Cradles are interesting period pieces, and this one is a good example of the style of the late nineteenth century into the early twentieth century.
The spindles might be oak, but the bent frame is probably ash. The slight cracking of those two pieces is normal, and they should remain stable hereafter.
If the mattress appears to be old, it most likely is original. Cradles did not receive heavy wear, as the baby-occupants were in them usually less than a year. The homespun mattress is an asset in considering the cradle’s overall value.

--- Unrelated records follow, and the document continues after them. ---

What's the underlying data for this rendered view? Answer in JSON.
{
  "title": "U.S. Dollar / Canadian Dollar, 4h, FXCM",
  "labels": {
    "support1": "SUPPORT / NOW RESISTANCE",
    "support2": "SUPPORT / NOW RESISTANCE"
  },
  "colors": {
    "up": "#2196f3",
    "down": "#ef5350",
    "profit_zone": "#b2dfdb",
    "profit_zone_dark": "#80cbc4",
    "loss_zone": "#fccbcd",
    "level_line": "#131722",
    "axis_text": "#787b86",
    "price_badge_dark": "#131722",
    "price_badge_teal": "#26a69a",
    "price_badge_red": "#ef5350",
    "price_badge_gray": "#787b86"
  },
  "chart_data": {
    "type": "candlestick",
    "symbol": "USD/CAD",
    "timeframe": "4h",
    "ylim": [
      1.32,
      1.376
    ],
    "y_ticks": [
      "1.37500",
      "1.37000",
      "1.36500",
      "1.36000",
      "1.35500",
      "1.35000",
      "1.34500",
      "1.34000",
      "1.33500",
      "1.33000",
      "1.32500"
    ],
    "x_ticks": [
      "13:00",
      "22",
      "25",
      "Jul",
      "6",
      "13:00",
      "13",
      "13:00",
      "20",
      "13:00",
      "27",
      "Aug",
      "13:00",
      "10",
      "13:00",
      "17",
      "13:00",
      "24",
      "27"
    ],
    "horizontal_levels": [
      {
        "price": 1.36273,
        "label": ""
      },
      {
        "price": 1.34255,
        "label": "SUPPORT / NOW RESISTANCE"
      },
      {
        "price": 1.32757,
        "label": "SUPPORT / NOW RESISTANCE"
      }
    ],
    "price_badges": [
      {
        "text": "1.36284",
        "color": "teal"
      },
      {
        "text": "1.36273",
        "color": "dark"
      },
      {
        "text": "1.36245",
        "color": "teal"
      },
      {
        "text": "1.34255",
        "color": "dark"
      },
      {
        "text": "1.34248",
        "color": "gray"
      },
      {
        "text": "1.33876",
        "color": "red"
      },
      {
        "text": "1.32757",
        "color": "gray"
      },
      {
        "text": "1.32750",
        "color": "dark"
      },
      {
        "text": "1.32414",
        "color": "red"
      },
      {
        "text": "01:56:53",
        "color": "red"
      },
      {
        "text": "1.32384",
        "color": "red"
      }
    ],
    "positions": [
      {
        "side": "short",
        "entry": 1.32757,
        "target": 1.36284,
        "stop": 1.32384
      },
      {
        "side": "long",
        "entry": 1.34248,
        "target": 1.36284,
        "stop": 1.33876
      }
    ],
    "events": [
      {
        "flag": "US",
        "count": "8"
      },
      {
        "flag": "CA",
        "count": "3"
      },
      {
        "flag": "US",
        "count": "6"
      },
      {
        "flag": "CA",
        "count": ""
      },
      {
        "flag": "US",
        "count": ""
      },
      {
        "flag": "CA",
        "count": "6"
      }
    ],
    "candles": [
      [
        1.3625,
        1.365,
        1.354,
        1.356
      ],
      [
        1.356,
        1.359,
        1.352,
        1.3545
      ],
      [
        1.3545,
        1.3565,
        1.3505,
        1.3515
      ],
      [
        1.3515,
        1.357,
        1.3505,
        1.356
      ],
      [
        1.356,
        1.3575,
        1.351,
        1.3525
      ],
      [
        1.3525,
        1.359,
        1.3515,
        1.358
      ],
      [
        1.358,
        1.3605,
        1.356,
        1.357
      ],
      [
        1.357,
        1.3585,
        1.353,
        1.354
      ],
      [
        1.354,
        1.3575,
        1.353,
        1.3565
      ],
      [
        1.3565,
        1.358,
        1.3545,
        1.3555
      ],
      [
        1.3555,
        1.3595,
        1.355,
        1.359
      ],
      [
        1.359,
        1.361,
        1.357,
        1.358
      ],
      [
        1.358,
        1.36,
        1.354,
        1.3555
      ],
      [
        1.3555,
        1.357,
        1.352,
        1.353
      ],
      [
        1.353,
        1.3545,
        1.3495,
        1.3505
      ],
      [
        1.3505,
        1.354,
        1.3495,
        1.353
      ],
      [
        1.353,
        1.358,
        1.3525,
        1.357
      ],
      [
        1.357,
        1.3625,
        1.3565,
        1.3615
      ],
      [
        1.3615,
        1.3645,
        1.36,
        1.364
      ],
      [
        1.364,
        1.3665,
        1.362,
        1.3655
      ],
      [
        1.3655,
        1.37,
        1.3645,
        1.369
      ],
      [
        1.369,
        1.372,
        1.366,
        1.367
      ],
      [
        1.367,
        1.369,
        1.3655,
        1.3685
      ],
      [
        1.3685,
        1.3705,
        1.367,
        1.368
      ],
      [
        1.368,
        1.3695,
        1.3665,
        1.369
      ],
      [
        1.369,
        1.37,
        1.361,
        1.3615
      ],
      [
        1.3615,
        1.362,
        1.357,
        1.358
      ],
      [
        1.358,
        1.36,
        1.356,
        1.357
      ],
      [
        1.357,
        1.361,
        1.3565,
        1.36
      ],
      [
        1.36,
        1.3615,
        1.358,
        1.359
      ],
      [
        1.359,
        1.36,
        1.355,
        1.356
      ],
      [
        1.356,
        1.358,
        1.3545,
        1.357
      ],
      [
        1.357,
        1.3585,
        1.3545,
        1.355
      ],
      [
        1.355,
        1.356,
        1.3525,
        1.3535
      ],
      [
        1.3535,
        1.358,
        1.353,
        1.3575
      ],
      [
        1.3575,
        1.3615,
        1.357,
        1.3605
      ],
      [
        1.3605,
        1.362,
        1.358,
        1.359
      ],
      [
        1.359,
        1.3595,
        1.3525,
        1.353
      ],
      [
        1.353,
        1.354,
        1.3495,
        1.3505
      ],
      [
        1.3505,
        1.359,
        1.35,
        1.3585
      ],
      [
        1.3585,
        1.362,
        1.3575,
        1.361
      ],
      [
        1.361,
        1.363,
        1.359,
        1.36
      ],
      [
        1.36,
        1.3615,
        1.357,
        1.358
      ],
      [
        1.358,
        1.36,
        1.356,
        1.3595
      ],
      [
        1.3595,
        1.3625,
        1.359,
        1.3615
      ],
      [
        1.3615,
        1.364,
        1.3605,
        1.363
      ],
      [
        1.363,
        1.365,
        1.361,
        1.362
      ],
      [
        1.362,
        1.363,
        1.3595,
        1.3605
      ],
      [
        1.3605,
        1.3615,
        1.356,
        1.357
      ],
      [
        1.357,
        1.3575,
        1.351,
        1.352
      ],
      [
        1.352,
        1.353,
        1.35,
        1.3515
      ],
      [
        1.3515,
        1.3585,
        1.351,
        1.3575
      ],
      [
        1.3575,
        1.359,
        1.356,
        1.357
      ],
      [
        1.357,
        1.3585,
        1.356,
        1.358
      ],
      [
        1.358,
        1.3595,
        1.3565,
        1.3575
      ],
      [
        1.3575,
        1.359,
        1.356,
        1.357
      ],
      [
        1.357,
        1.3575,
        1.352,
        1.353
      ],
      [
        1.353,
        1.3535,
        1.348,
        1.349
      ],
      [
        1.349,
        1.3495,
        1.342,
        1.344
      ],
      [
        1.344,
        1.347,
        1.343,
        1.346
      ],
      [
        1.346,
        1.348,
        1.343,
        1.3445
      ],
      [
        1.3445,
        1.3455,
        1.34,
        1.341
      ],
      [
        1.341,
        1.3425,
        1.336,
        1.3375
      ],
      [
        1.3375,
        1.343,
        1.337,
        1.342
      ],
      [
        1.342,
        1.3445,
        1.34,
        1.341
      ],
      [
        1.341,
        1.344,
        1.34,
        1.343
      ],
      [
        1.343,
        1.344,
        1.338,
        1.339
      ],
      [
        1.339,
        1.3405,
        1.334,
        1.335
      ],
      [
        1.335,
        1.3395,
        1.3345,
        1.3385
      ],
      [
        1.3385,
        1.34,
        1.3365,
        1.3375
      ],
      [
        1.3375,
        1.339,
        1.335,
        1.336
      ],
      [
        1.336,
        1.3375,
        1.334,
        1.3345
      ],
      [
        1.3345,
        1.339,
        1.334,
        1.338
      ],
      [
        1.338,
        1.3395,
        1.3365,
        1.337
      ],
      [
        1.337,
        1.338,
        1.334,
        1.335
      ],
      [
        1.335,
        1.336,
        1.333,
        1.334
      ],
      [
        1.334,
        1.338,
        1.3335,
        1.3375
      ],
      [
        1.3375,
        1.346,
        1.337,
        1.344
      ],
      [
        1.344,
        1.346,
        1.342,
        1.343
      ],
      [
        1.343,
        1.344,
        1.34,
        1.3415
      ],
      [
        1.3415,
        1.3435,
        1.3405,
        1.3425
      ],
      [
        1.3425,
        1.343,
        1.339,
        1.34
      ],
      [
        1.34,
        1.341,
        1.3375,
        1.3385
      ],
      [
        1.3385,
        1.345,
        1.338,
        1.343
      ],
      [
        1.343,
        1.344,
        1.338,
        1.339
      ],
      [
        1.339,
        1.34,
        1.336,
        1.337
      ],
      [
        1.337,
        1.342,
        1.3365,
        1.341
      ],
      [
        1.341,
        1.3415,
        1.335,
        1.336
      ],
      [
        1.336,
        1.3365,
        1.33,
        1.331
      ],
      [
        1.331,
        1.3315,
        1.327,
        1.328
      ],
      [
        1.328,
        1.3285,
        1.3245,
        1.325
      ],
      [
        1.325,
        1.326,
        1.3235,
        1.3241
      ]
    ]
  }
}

Cradles are indicative of the truth that antiques are commodities, the values of which come and go. At present, cradles do not bring as much as they did 30 years ago. In the 1950s using them in living rooms and dens as magazine holders was the decorating rage, consequently they brought higher prices as the demand was great. That fad seems to have abated, and now cradles are more difficult to sell. This one is worth $175, a significantly lower sum than it would have been some years ago.
My mother was part of the demand movement when cradles were popular, and the one she bought in the Shenandoah Valley over 50 years ago, served more recently not as a magazine rack, but as our two children’s first bed for the initial year of their lives. My wife made a new mattress for it, and it worked quite well in its original function.
As to the future, popularity is relative, and undoubtedly one day cradles will make a comeback on the market. In the meantime, keep rocking.